Tamanha foi a repercussão desse caso à época que as resoluções do Conselho Federal de Medicina que regularam posteriormente os procedimentos cirúrgicos de readequação sexual ao longo dos anos cuidaram de trazer o expresso entendimento de que os procedimentos cirúrgicos de transformação plástico-reconstrutiva das genitálias externa e interna e dos caracteres sexuais secundários não constituem crime de mutilação, conforme previsto no artigo 129 do Código Penal brasileiro. Previsão essa que segue mantida na Resolução CFM nº 1.955/2010 [2], atualmente em vigor (Castro, 2016, p. 102).

Exemplos como esse reforçam a ideia de que o “Judiciário não cumpre seu papel” no Brasil. O acesso à Justiça por aqui ainda é um privilégio restrito a pequena parte da população. A maioria desconhece seus direitos ou não tem condições de os exigir por uma série de fatores estruturalmente excludentes, como os altos custos do serviço de advogados, a insuficiência de defensores públicos e a histórica e alardeada sobrecarga dos tribunais, responsável pela morosidade dos processos. O resultado não pode ser outro que não a “descrença da população na justiça e o sentimento de que ela funciona apenas para os ricos, ou antes, de que ela não funciona, pois os ricos não são punidos e os pobres não são protegidos” (Carvalho, 2017, p. 216).

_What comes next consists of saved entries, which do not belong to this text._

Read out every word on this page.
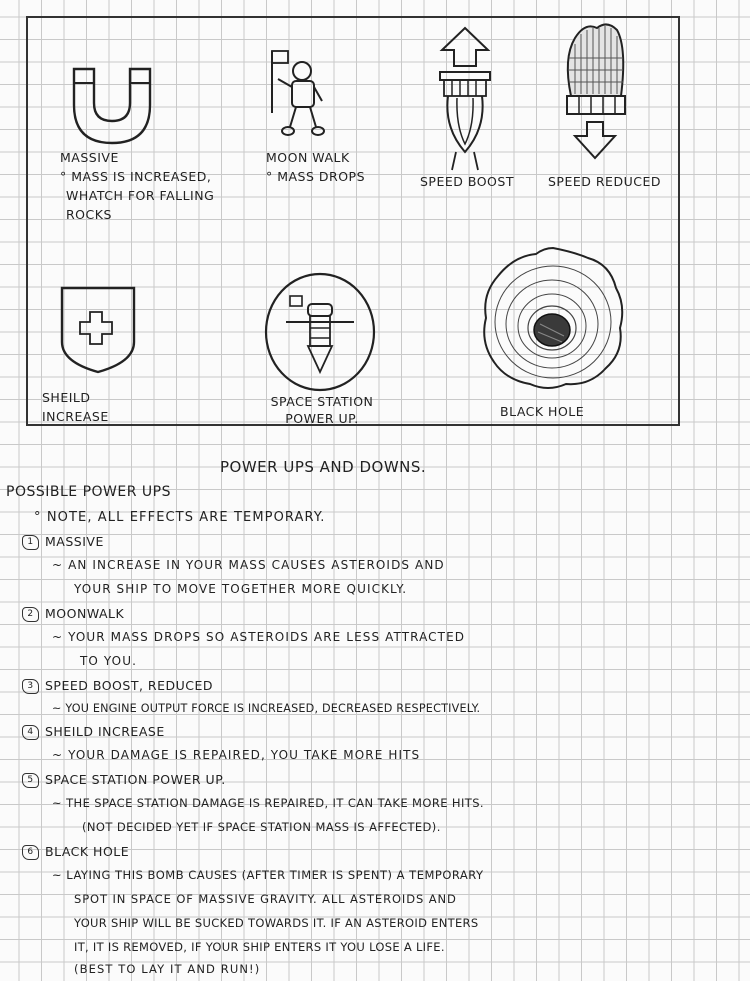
MASSIVE
° MASS IS INCREASED,
WHATCH FOR FALLING
ROCKS
MOON WALK
° MASS DROPS	SPEED BOOST	SPEED REDUCED
SHEILD
INCREASE
SPACE STATION
POWER UP.	BLACK HOLE
POWER UPS AND DOWNS.
POSSIBLE POWER UPS
° NOTE, ALL EFFECTS ARE TEMPORARY.
1 MASSIVE
~ AN INCREASE IN YOUR MASS CAUSES ASTEROIDS AND
YOUR SHIP TO MOVE TOGETHER MORE QUICKLY.
2 MOONWALK
~ YOUR MASS DROPS SO ASTEROIDS ARE LESS ATTRACTED
TO YOU.
3 SPEED BOOST, REDUCED
~ YOU ENGINE OUTPUT FORCE IS INCREASED, DECREASED RESPECTIVELY.
4 SHEILD INCREASE
~ YOUR DAMAGE IS REPAIRED, YOU TAKE MORE HITS
5 SPACE STATION POWER UP.
~ THE SPACE STATION DAMAGE IS REPAIRED, IT CAN TAKE MORE HITS.
(NOT DECIDED YET IF SPACE STATION MASS IS AFFECTED).
6 BLACK HOLE
~ LAYING THIS BOMB CAUSES (AFTER TIMER IS SPENT) A TEMPORARY
SPOT IN SPACE OF MASSIVE GRAVITY. ALL ASTEROIDS AND
YOUR SHIP WILL BE SUCKED TOWARDS IT. IF AN ASTEROID ENTERS
IT, IT IS REMOVED, IF YOUR SHIP ENTERS IT YOU LOSE A LIFE.
(BEST TO LAY IT AND RUN!)
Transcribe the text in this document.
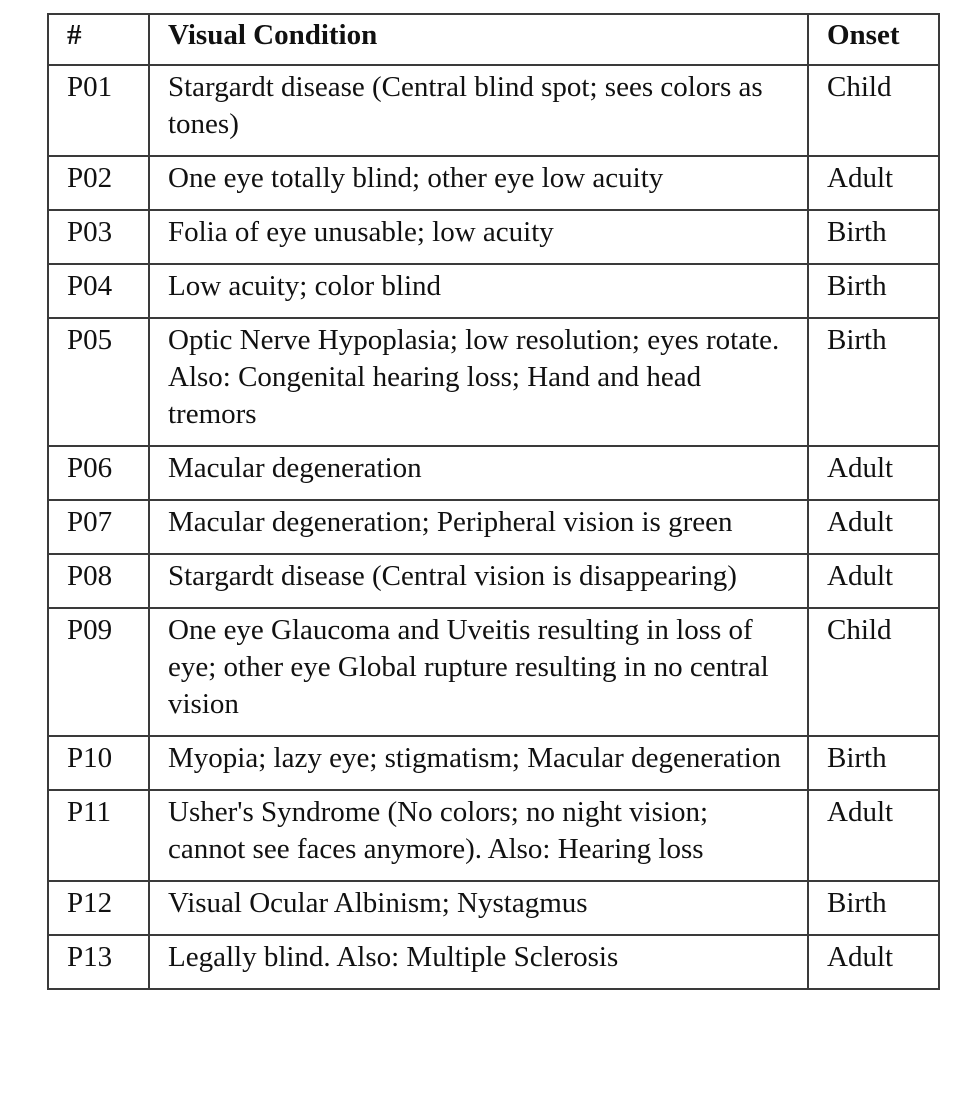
#	Visual Condition	Onset
P01	Stargardt disease (Central blind spot; sees colors as tones)	Child
P02	One eye totally blind; other eye low acuity	Adult
P03	Folia of eye unusable; low acuity	Birth
P04	Low acuity; color blind	Birth
P05	Optic Nerve Hypoplasia; low resolution; eyes rotate. Also: Congenital hearing loss; Hand and head tremors	Birth
P06	Macular degeneration	Adult
P07	Macular degeneration; Peripheral vision is green	Adult
P08	Stargardt disease (Central vision is disappearing)	Adult
P09	One eye Glaucoma and Uveitis resulting in loss of eye; other eye Global rupture resulting in no central vision	Child
P10	Myopia; lazy eye; stigmatism; Macular degeneration	Birth
P11	Usher's Syndrome (No colors; no night vision; cannot see faces anymore). Also: Hearing loss	Adult
P12	Visual Ocular Albinism; Nystagmus	Birth
P13	Legally blind. Also: Multiple Sclerosis	Adult
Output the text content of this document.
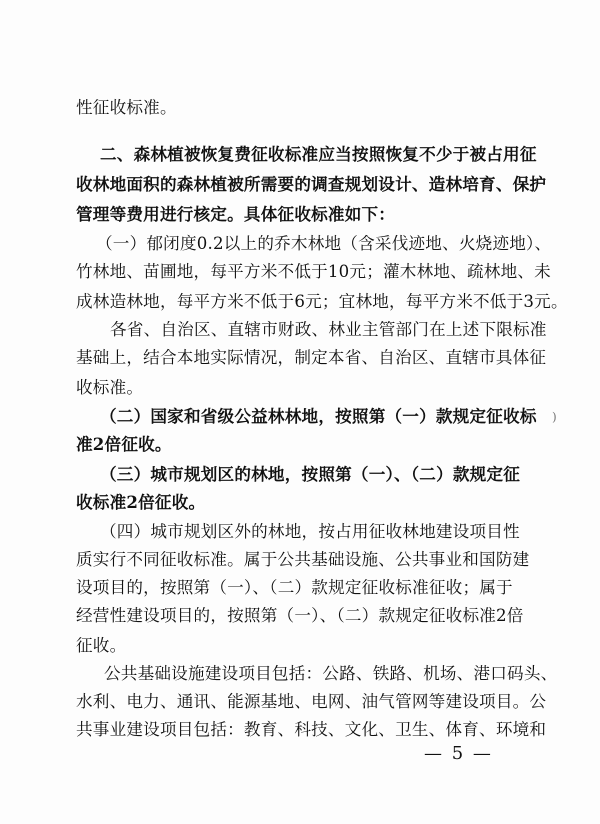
性征收标准。
二、森林植被恢复费征收标准应当按照恢复不少于被占用征
收林地面积的森林植被所需要的调查规划设计、造林培育、保护
管理等费用进行核定。具体征收标准如下：
（一）郁闭度0.2以上的乔木林地（含采伐迹地、火烧迹地）、
竹林地、苗圃地，每平方米不低于10元；灌木林地、疏林地、未
成林造林地，每平方米不低于6元；宜林地，每平方米不低于3元。
各省、自治区、直辖市财政、林业主管部门在上述下限标准
基础上，结合本地实际情况，制定本省、自治区、直辖市具体征
收标准。
（二）国家和省级公益林林地，按照第（一）款规定征收标
准2倍征收。
（三）城市规划区的林地，按照第（一）、（二）款规定征
收标准2倍征收。
（四）城市规划区外的林地，按占用征收林地建设项目性
质实行不同征收标准。属于公共基础设施、公共事业和国防建
设项目的，按照第（一）、（二）款规定征收标准征收；属于
经营性建设项目的，按照第（一）、（二）款规定征收标准2倍
征收。
公共基础设施建设项目包括：公路、铁路、机场、港口码头、
水利、电力、通讯、能源基地、电网、油气管网等建设项目。公
共事业建设项目包括：教育、科技、文化、卫生、体育、环境和
)
— 5 —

Apesar desses inúmeros e históricos problemas, no Brasil o Poder Judiciário é quem caminha de forma menos retrógrada no sentido do reconhecimento das variações da estrutura familiar, das identidades e orientações. Esses avanços identificados na condução das questões LGBT têm vários efeitos, como as conquistas jurisprudenciais no campo do Direito de Família e uma (ainda lenta, mas já significativa) evolução da mentalidade jurídica brasileira. As decisões de hoje, no entanto, são resultados de movimentações muito antigas dos grupos organizados, porque a morosidade ainda é regra na Justiça brasileira.

A própria estrutura do Poder Judiciário encastela juízes com altíssimos salários e toda horda de auxílios e benefícios, distanciando-os completamente da realidade de diversos grupos, que eles passam a conhecer somente pela letra fria dos processos. Os resultados estão aí a todo momento, como quando um ministro do Supremo Tribunal Federal refere-se a travestis e mulheres transexuais como “homem vestido de mulher” [3] ou até mesmo quando a maior corte do país precisa se reunir para discutir qual banheiro uma pessoa transexual [4] deve utilizar.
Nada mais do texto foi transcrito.